A Mother’s Perspective: Grieve Your Infertility Before Adopting

I know that yearning, aching feeling in your heart when you want to become a parent more than anything. No matter how hard you try, the emptiness and sense that something is missing just won’t go away. Even simple things like seeing a pregnant woman, buying a baby shower gift, or watching a mother cradle her precious infant can bring you to tears. When you’ve experienced infertility and/or miscarriages, your emotions are raw and your dreams are shattered. Deciding to adopt can bring a renewed sense of hope. But before you dive into the adoption process, take some time. My advice: grieve your infertility before adopting.

As wonderful as adoption can be, it’s not a cure for infertility. It won’t erase the past or take away the pain and hurt you’ve experienced. You won’t suddenly forget your body failed you or live your life as if everything is okay. Because it isn’t. Infertility, miscarriage, and stillbirth leave behind a deep scar that is forever etched in your soul. It’s a profound loss, one which deserves to be grieved and accepted before moving on.

Whether you lost a child you were carrying or the dream of the child you envisioned you would have, someone or something has died. Others may not understand your pain, but these powerful emotions should never be trivialized or pushed aside. As hard as it is, grieving your loss will help ensure you are emotionally ready to take on the challenges of adopting and becoming a parent.
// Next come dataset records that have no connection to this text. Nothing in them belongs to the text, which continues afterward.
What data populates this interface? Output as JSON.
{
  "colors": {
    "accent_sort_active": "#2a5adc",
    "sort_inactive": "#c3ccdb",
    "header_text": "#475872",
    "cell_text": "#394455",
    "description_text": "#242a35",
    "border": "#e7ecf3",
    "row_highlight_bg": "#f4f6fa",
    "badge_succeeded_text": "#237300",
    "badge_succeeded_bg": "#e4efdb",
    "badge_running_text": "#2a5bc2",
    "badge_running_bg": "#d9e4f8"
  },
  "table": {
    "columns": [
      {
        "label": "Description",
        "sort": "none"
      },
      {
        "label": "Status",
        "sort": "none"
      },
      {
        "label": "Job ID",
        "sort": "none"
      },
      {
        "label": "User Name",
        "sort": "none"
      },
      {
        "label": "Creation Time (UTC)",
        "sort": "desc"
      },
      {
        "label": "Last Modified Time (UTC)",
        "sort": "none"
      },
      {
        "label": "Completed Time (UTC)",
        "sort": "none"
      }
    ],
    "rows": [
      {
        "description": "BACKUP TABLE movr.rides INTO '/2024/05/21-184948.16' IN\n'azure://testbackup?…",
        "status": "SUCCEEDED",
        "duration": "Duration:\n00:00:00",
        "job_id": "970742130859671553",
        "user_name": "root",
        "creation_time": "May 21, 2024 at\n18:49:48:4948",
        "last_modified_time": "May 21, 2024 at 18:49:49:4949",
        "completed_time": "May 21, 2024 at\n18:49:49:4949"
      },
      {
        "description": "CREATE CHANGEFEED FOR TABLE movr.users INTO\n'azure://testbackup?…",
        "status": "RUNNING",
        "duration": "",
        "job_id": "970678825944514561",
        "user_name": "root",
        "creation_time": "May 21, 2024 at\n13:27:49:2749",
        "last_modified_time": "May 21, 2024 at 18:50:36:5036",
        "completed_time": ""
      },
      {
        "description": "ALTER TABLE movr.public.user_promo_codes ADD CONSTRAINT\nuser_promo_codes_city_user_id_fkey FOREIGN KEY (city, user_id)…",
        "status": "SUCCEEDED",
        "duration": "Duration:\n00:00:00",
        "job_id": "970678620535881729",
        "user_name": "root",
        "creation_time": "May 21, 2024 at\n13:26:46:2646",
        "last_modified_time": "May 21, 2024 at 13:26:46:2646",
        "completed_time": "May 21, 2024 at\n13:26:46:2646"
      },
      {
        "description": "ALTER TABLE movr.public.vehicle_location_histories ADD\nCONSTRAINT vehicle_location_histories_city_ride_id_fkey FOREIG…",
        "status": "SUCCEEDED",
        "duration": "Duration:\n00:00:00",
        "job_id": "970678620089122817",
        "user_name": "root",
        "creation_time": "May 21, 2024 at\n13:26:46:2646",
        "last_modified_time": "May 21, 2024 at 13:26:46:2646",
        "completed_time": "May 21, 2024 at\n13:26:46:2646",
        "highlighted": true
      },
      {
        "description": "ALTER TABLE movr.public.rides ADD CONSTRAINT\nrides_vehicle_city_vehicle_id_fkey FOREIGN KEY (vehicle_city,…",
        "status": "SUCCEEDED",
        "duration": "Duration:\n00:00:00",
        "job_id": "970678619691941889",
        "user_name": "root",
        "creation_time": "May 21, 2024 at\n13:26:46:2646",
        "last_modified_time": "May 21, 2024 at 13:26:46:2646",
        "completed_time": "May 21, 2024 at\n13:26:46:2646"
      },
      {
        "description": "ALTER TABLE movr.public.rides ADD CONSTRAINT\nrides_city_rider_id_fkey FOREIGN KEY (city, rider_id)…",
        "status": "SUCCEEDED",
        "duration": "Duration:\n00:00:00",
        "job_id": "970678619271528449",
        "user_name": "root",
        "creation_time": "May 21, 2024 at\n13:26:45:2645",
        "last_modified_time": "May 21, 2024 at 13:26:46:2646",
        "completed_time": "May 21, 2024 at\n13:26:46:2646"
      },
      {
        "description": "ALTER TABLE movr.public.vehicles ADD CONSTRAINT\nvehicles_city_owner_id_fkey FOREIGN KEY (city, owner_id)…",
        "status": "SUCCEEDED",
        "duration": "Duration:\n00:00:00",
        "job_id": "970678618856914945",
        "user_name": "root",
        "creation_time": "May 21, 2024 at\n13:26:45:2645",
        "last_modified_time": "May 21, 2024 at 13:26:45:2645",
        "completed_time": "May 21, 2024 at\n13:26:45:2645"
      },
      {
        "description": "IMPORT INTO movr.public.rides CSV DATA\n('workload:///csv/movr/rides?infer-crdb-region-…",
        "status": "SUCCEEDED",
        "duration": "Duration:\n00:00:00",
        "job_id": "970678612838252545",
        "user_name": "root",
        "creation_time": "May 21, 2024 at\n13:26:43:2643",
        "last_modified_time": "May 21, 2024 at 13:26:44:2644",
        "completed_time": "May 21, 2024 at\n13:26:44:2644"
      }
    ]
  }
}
One of the hardest things for me when I lost my babies to miscarriage was that there was no funeral, no grave, and no tangible way to say good-bye. So how do you move on and eventually come to accept what has happened? For me, I found writing in a journal to be very therapeutic. It allowed me to get in touch with my feelings and shed the tears that led to my healing. I also wrote a poem for each of my unborn babies and planted rose bushes in their honor. Talking to someone you trust and feel comfortable with is also helpful. You might want to consider confiding in a family member, close friend, pastor, or therapist. Whatever you decide to do, gaining closure before adopting is important for your own well-being and the health of your future family.

Infertility is a tough road, but with proper attention, it can lead to a beautiful destination. Over time, the tears will lessen; the sadness will fade. You’ll never forget your struggles or your heartbreak. But gradually, day-by-day, a new person will emerge: Someone who is stronger, more resilient, and ready to face whatever is next. This is the person your future child deserves. This is the one who will someday hold a sweet baby in her arms with no regrets, only profound love and gratitude.